British Columbia

Bedbugs battle still underway at Vancouver libraries

The Vancouver Public Library admits it's still finding dozens of bedbugs in branches across the city, despite tougher protocols introduced last year.

41 bug-finds reported, but tough protocols preventing wider infestation

The library's bedbug problem is virtually under control, but has not been eliminated. (CBC)

The Vancouver Public Library admits it has found dozens of bed bugs in branches across the city in the past year, despite tougher protocols.

The VPL put new procedures in place last year after the parasitic insects were found in libraries around the whole Lower Mainland, but 41 of the bugs have turned up this year in more than half of the city’s 22 branches.

Staff are trained to look for the critters, said spokesman Stephen Barrington.

If staff suspect an item is carrying one of the insects, librarians put the item in a plastic bag, seal it and throw it out.
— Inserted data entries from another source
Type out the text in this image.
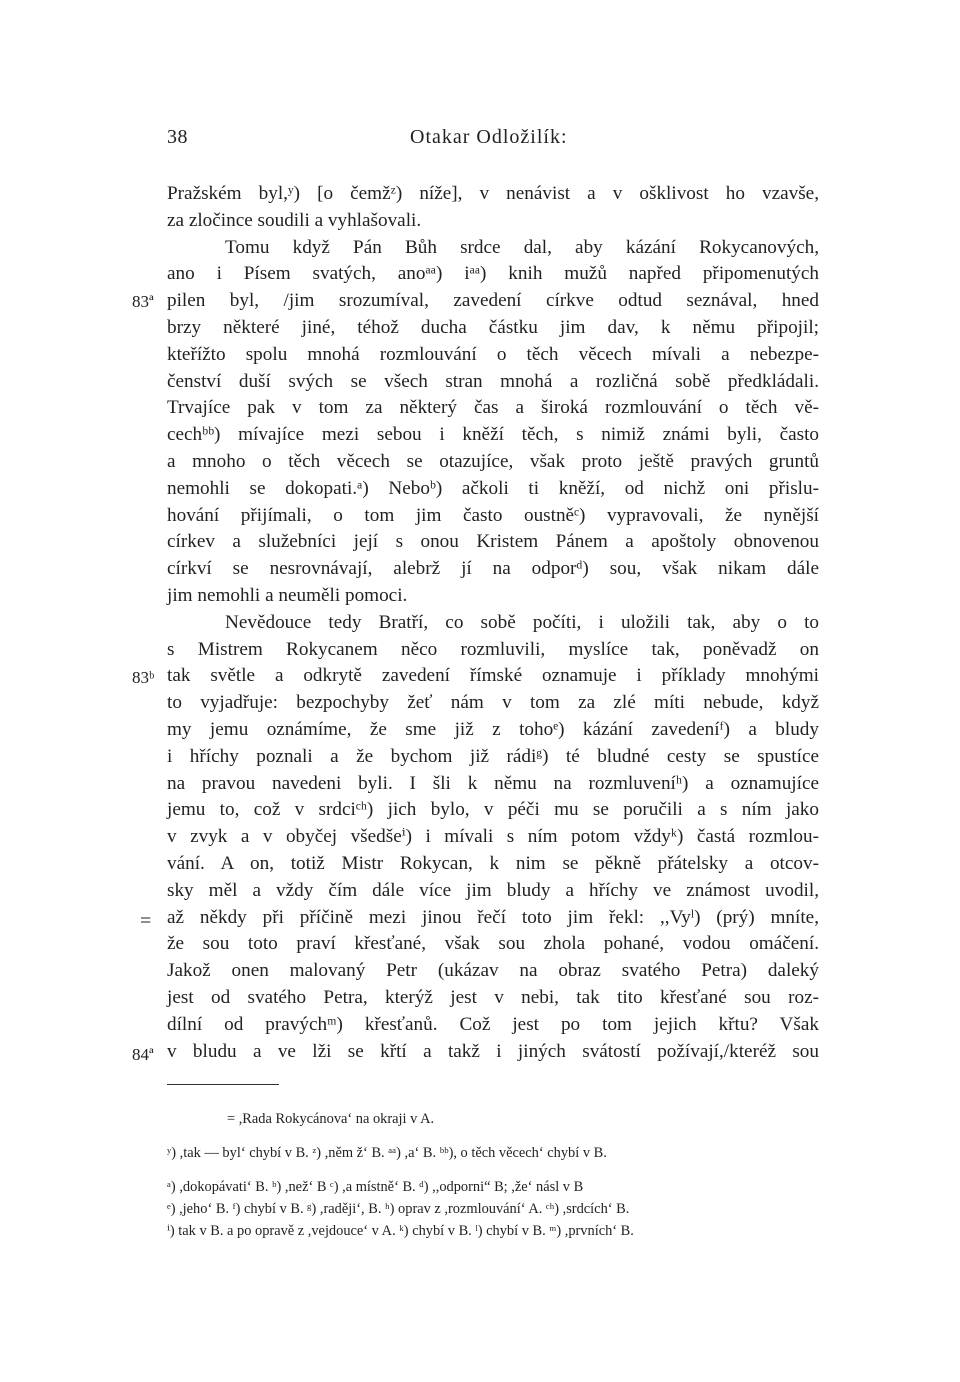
38	Otakar Odložilík:
83ª
83ᵇ
=
84ª
Pražském byl,ʸ) [o čemžᶻ) níže], v nenávist a v ošklivost ho vzavše,
za zločince soudili a vyhlašovali.
Tomu když Pán Bůh srdce dal, aby kázání Rokycanových,
ano i Písem svatých, anoᵃᵃ) iᵃᵃ) knih mužů napřed připomenutých
pilen byl, /jim srozumíval, zavedení církve odtud seznával, hned
brzy některé jiné, téhož ducha částku jim dav, k němu připojil;
kteřížto spolu mnohá rozmlouvání o těch věcech mívali a nebezpe-
čenství duší svých se všech stran mnohá a rozličná sobě předkládali.
Trvajíce pak v tom za některý čas a široká rozmlouvání o těch vě-
cechᵇᵇ) mívajíce mezi sebou i kněží těch, s nimiž známi byli, často
a mnoho o těch věcech se otazujíce, však proto ještě pravých gruntů
nemohli se dokopati.ᵃ) Neboᵇ) ačkoli ti kněží, od nichž oni přislu-
hování přijímali, o tom jim často oustněᶜ) vypravovali, že nynější
církev a služebníci její s onou Kristem Pánem a apoštoly obnovenou
církví se nesrovnávají, alebrž jí na odporᵈ) sou, však nikam dále
jim nemohli a neuměli pomoci.
Nevědouce tedy Bratří, co sobě počíti, i uložili tak, aby o to
s Mistrem Rokycanem něco rozmluvili, myslíce tak, poněvadž on
tak světle a odkrytě zavedení římské oznamuje i příklady mnohými
to vyjadřuje: bezpochyby žeť nám v tom za zlé míti nebude, když
my jemu oznámíme, že sme již z tohoᵉ) kázání zavedeníᶠ) a bludy
i hříchy poznali a že bychom již rádiᵍ) té bludné cesty se spustíce
na pravou navedeni byli. I šli k němu na rozmluveníʰ) a oznamujíce
jemu to, což v srdciᶜʰ) jich bylo, v péči mu se poručili a s ním jako
v zvyk a v obyčej všedšeⁱ) i mívali s ním potom vždyᵏ) častá rozmlou-
vání. A on, totiž Mistr Rokycan, k nim se pěkně přátelsky a otcov-
sky měl a vždy čím dále více jim bludy a hříchy ve známost uvodil,
až někdy při příčině mezi jinou řečí toto jim řekl: ,,Vyˡ) (prý) mníte,
že sou toto praví křesťané, však sou zhola pohané, vodou omáčení.
Jakož onen malovaný Petr (ukázav na obraz svatého Petra) daleký
jest od svatého Petra, kterýž jest v nebi, tak tito křesťané sou roz-
dílní od pravýchᵐ) křesťanů. Což jest po tom jejich křtu? Však
v bludu a ve lži se křtí a takž i jiných svátostí požívají,/kteréž sou
= ,Rada Rokycánova‘ na okraji v A.
ʸ) ,tak — byl‘ chybí v B. ᶻ) ,něm ž‘ B. ᵃᵃ) ,a‘ B. ᵇᵇ), o těch věcech‘ chybí v B.
ᵃ) ,dokopávati‘ B. ᵇ) ,než‘ B ᶜ) ,a místně‘ B. ᵈ) ,,odporni“ B; ,že‘ násl v B
ᵉ) ,jeho‘ B. ᶠ) chybí v B. ᵍ) ,raději‘, B. ʰ) oprav z ,rozmlouvání‘ A. ᶜʰ) ,srdcích‘ B.
ⁱ) tak v B. a po opravě z ,vejdouce‘ v A. ᵏ) chybí v B. ˡ) chybí v B. ᵐ) ,prvních‘ B.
Supervisors are notified and equipment and furniture are cleaned and treated.

"It's a very responsive approach, it's a very proactive approach. We know that it's working," Barrington said. "The incidents are indeed very low."

Barrington noted that VPL branches comprise about 500,000 square feet of floor space, with about 10 million items circulating each year and 6.5 million patron visits.

Library books blamed for home infestation

Library patron Gail Meredith's home became infested with bedbugs last spring. Meredith was forced to move out for 10 days and spent nearly $4,000 for an extermination.

'Everything I bring in, I put in the freezer for four days, then I check it really carefully.'—Library patron Gail Meredith

She said she’s not sure where the bugs came from, but the exterminator had a theory.

"The pest control people came to the conclusion that the only thing that was going on in my life that was likely to bring them in is my library books," Meredith told CBC News.

Meredith said she does still use the library, but more carefully now.

"Everything I bring in, I put in the freezer for four days, then I check it really carefully."